The giveaways of bad governance lie in behaviour. Pratip Kar, while at Tata Management Training Centre, showed that one or more of five signals from the C-Suite provide early warning: constantly being applauded by the media as being visionary and daring; displaying excessively risky but exciting ambitions ; showing high connections and lifestyle ; being hubristic and egoistic; being surrounded by ‘non-smelly’ individuals, yet appearing ‘smelly’ .

As former Sebi chief M Damodaran has said, Indian executives regard the boss or the promoter as the karta of the Hindu Undivided Family. The promoter is the ultimate. The top leadership may have managers who kiss up and kick down; who are eager to please the boss. These are telltale signals that need to be considered by intelligent investors.

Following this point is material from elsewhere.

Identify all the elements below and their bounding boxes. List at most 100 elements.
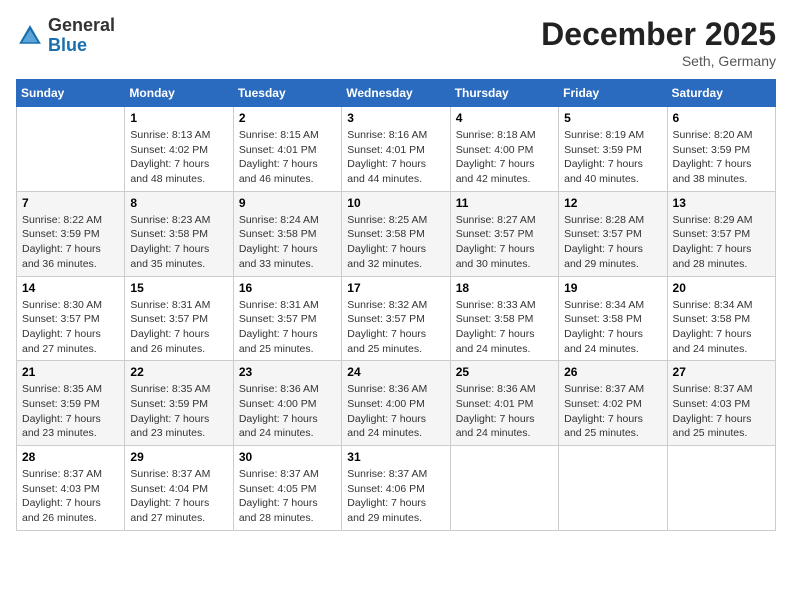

Review related party transactions with care like a Lakshman Rekha. All related party transactions are not bad or suspicious. But this is the line that is normally breached to achieve differential enrichment . Just as Lakshman drew the line for Sita for her protection, independent directors should regard related party transactions as the watch-line for shareholders and be very alert in an intuitive way.

Independent directors need to be emotionally accountable to minority shareholders. Independent directors represent the interests of minority shareholders. They are elected by the shareholders. The role of the lead director can be strengthened and the lead director should feel accountable for initiating steps to protect minority interests. He can be answerable in writing or in person where necessary.

Focus the rule book on what a board cannot do. There are too many regulators and rules, but too little regulation. Corporate governance rules describe in minute detail how a board is to be composed and all that a board has to do.

In sports, the rule book tells you what you cannot do, and the rules are, therefore, simple. In football, you cannot touch the ball with the hand, you cannot physically push the opposing player and you cannot be ahead of the last opposing player (other than the goalkeeper) before receiving a pass to shoot for the goalpost.

Western intellectuals are reviewing their own model. Sir David Walker, the senior guru of UK’s corporate governance, has wondered whether the western system should be copied by the developing world because the eastern model seems to have advantages.

Magdalene College senior research fellow, Stefan Halper, has wondered in his new book The Beijing Consensus whether the market authoritarianism of the east has some virtue. I wonder whether India needs a modified kind of corporate governance rule book.